Update: Elon Musk tweeted on 4/16/20 a partial list of hospitals where Tesla has sent ventilators. He stated also that these were based on direct requests from ICE wards, with "exact specifications" of each unit provided before shipment.
Almost none of the ventilators Elon Musk promised to donate to the U.S. have actually been delivered, reports The Sacramento Bee. Despite government officials and health agencies thanking Musk for his generosity, the billionaire has not followed through. Some ventilators are waiting to be shipped to individual hospitals; others turned out to not be the life-saving devices Musk had pledged.
Just about a month ago, Tesla CEO and self-professed superhero Elon Musk said he would use his resources to make ventilators “if there is a shortage.” (At the time, the ventilator shortage was already deemed imminent by experts.)
COVID-19 continues to wreak havoc across the United States, killing thousands of people each day. Musk’s many promised ventilators would surely help the country now — and in the immediate future — as numbers of serious cases in the country crescendo.
And yet: almost none of Musk’s ventilators have arrived at the hospitals that sorely need them. For all intents and purposes, the ventilators are entirely missing in action. Musk continues to push the narrative that he’s stepping in to help save lives at a time when his resources are needed most. So where are his promised ventilators?
Let’s break it down, shall we? — It may be an understatement to say that Elon was slow to show support for measures being taken to curb the spread of the novel coronavirus.

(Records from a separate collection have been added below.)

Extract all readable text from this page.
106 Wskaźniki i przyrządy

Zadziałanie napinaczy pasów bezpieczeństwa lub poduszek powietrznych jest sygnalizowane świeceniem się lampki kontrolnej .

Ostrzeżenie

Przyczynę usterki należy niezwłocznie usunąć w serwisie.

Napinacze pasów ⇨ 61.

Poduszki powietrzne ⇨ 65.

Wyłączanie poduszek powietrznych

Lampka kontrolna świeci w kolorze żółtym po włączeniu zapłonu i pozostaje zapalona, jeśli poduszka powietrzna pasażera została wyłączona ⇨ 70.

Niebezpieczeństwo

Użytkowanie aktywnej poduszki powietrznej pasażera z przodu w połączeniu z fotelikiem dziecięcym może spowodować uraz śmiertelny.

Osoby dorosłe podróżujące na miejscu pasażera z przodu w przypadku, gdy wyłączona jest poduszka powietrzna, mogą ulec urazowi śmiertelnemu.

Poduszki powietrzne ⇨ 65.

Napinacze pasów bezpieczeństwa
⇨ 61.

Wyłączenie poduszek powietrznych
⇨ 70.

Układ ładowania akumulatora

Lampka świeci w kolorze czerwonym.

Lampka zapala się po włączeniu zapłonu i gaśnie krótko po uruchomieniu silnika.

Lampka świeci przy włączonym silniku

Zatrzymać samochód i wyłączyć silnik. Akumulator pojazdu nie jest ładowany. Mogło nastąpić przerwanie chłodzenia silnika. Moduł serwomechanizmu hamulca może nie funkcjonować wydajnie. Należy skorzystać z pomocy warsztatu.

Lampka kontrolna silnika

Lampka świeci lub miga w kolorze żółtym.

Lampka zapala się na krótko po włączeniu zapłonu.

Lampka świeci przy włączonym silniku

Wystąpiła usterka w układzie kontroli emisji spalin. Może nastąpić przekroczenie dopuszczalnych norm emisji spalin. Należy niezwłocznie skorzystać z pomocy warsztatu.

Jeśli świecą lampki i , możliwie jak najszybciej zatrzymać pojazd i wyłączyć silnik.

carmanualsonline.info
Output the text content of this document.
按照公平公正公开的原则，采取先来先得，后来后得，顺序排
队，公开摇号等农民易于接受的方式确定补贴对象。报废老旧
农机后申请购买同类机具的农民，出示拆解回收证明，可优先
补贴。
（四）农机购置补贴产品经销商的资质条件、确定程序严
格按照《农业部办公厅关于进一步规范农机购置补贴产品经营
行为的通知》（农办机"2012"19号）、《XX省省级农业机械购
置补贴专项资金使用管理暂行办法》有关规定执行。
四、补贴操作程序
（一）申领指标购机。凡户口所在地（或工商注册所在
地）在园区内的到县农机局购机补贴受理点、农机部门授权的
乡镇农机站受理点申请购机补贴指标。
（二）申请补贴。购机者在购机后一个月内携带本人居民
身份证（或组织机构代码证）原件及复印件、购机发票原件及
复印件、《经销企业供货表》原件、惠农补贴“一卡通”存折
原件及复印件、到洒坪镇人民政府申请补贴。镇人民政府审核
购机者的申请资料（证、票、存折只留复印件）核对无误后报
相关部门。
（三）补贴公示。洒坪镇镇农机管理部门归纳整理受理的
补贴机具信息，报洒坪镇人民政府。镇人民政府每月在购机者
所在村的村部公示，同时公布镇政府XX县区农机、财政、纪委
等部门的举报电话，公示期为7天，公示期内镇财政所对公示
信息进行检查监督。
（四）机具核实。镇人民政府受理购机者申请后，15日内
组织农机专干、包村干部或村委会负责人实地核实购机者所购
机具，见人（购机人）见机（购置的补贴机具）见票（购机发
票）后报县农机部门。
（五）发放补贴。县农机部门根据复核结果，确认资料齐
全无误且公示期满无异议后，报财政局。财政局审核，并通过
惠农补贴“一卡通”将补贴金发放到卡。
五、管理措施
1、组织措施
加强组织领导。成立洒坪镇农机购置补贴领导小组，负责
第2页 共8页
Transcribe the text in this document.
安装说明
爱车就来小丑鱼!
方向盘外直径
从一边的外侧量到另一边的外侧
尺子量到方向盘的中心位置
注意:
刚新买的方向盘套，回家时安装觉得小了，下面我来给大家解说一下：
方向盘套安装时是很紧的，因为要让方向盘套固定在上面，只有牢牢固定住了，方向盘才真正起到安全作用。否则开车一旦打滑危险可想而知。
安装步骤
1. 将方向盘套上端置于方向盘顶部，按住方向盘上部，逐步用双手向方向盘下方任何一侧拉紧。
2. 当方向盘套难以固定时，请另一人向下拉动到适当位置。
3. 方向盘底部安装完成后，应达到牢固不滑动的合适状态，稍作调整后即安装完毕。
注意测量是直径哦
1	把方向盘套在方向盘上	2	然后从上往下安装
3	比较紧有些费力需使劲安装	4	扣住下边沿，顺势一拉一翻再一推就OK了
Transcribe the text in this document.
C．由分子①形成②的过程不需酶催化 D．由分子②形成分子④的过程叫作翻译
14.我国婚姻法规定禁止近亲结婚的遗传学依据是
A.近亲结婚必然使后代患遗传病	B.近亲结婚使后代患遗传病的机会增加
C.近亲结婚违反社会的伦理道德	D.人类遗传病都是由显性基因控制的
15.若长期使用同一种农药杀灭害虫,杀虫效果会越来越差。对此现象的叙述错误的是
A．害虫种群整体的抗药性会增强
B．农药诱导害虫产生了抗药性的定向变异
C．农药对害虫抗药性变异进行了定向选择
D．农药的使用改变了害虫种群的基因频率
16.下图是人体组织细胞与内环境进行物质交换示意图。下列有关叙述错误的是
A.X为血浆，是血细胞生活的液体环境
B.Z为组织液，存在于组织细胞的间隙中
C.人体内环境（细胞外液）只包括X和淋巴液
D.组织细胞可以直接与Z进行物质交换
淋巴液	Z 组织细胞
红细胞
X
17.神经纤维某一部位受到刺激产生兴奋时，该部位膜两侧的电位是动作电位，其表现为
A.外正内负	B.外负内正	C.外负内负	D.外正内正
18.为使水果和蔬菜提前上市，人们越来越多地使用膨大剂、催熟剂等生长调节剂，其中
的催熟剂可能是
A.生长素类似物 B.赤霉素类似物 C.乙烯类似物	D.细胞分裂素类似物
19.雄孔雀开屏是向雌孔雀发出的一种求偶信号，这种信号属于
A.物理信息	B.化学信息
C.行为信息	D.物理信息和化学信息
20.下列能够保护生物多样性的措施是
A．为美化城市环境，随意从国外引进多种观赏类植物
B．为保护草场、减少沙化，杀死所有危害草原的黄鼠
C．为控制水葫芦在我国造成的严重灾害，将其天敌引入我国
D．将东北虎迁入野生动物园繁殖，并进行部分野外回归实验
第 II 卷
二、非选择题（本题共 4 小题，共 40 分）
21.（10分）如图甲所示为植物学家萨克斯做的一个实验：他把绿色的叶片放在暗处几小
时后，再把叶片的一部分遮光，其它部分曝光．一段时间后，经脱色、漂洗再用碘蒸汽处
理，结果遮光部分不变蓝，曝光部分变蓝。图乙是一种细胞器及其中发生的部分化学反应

On March 6, he showed the opposite of support by tweeting that “the coronavirus panic is dumb.” He also falsely claimed children are “essentially immune” to the virus and suggested deaths would be “close to zero” in the U.S. by the end of April.
Musk changed his tune a few weeks later by tweeting his support. Just days afterward, California governor Gavin Newsom announced some incredible news: Musk had purchased and delivered more than 1,000 ventilators to the state. Newsom called this a “heroic effort.”
At the end of March, the NYC Health and Hospitals Twitter account posted a photo of what appeared to be boxes of ventilators with 8.5”x11” Tesla logos slapped on them. The tweet thanked Tesla for its assistance in the fight against the coronavirus. NYC mayor Bill de Blasio later thanked Musk and said he was “deeply grateful.”
Flash forward another week or so: Tesla uploads a video showing off its ventilator prototype, a device comprised almost entirely of Model 3 parts. The prototype is impressive-looking and appears to be running as planned. Thank goodness the billionaire was finally taking action. Or so we thought.
So, uh, where are the ventilators? — Almost none of the ventilators Musk has spoken of have actually shown up to hospitals in need. In fact, we’ve come to learn that some of those “ventilators” weren’t even ventilators at all.
The 1,000 ventilators Musk reportedly shipped to California — a number echoed by the state’s governor — didn't make it to any hospitals. Governor Newsom says Musk was supposed to take care of shipping them. The governor’s office says no California hospital has received them.
Meanwhile, the “ventilators” that NYC’s health system thanked Musk for were actually... not ventilators. The boxes in that tweet are actually BPAP machines, which are used to treat sleep apnea. They are not the life-saving ventilators of which the U.S. is in dire need. The BPAP machines delivered by Musk cost around $800 each (and this model has actually been discontinued); a ventilator can cost upwards of $50,000.
A later tweet from the NYC Health System did show one actual ventilator and thanked Tesla for it. No other ventilators from Musk’s shipment have been spotted in the wild.
When asked about the BPAP machines, Musk defended the delivery, saying they could be used for patients without severe symptoms. That may be true. But they are not the ventilators we need.
As for Tesla’s own ventilator prototypes, none have actually shipped yet. They’ll need to be approved by the FDA before hospitals can use them, which could take a long time. In a live-streamed update on Sunday, New York governor Andrew Cuomo said he does not believe Tesla’s prototypes will be approved and manufactured quickly enough to help with the current pandemic at all.
False hope — As far as we can tell, Elon Musk has not delivered upon his promises. This is kind of par for the course when it comes to the billionaire’s heroic efforts: they often sound better than their realities. Remember the time he sent a team of engineers to Thailand to create a mini-submarine and save a soccer team trapped in a cave — a submarine that was never actually used?
Maybe it’s time we stop believing the Tesla CEO’s promises. More often than not their fruits turn sour before they see the light of day. The ventilators could still be on their way. But it’s probably best to look for hope elsewhere.